Today’s struggle is brought to you by Aegis, the debut EP by Montreal band The Altruist, who describe themselves as “modern metal with electronic influences.” Within the first 30 seconds of the opening track “No Guiding Light,” I have to fight all instincts to shut it off when I hear the high-pitched whine of vocalist Jeremy Duarte. It pays off to listen a little longer though, as Duarte intercuts his melodies with a guttural roar that rattles in his diaphragm. I live for those few precious moments.
Almost every song begins with the hum of a synth, only to be immediately drowned out once the drums and guitar kick in. Listening to the single “Unyielding,” the synth is deceptive, as it doesn’t play a bigger role other than setting a cinematic mood. I’d rather get my synth fix from watching a bunch of 80s movies.
Djent is a complicated subgenre that I still haven’t completely wrapped my head around. It requires a lot of technical coordination between the guitarists and drummer. There’s a balance of palm-muting and shredding, in beat with the double-kick drum. But the Altruist pull it off, probably after multiple takes in the studio to make it sound flawless.
Looking at the title of closing track “God of Creation” (which features Ludovick Daoust of Fractal Cypher on the piano), it makes me wonder “is this a Christian metal band?” It would explain a lot since the Altruist’s style builds on the legacy of Underoath, Norma Jean, and As I Lay Dying (though I don’t think Tim Lambesis is allowed in Heaven anymore).

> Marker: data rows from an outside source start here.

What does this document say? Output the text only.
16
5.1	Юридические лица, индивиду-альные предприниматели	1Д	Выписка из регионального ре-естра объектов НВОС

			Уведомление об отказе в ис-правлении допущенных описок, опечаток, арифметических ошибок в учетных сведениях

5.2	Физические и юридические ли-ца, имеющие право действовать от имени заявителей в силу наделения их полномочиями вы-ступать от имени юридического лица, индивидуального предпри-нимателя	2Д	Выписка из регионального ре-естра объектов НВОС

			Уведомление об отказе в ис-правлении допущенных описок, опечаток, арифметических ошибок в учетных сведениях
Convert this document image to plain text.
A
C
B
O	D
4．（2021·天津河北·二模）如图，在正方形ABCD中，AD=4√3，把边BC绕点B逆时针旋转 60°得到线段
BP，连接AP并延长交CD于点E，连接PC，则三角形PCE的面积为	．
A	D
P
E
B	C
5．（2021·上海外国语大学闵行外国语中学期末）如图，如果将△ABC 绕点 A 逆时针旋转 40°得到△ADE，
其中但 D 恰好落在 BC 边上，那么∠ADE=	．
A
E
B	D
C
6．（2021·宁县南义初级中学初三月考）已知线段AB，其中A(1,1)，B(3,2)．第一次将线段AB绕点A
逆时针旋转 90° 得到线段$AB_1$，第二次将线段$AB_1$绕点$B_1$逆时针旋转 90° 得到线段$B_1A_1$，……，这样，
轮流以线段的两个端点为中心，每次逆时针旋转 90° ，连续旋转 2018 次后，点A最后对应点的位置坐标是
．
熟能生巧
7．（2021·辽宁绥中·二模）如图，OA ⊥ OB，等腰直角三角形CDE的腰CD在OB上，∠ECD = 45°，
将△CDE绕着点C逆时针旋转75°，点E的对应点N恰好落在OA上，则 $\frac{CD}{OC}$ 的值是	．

I can’t deny the talent of The Altruist, nor can I say anything against the stellar production value on Aegis. It might be interesting to see if it translates well into their live performance, but truth be told, I’m looking forward to never having to listen to these songs again. I could do without the pop and electronic elements. It’s just not my cup of tea (and I’m not that big on tea, either). However, what might sound like nails on a chalkboard to me might sound ground-breaking to someone who finds real metal too spicy.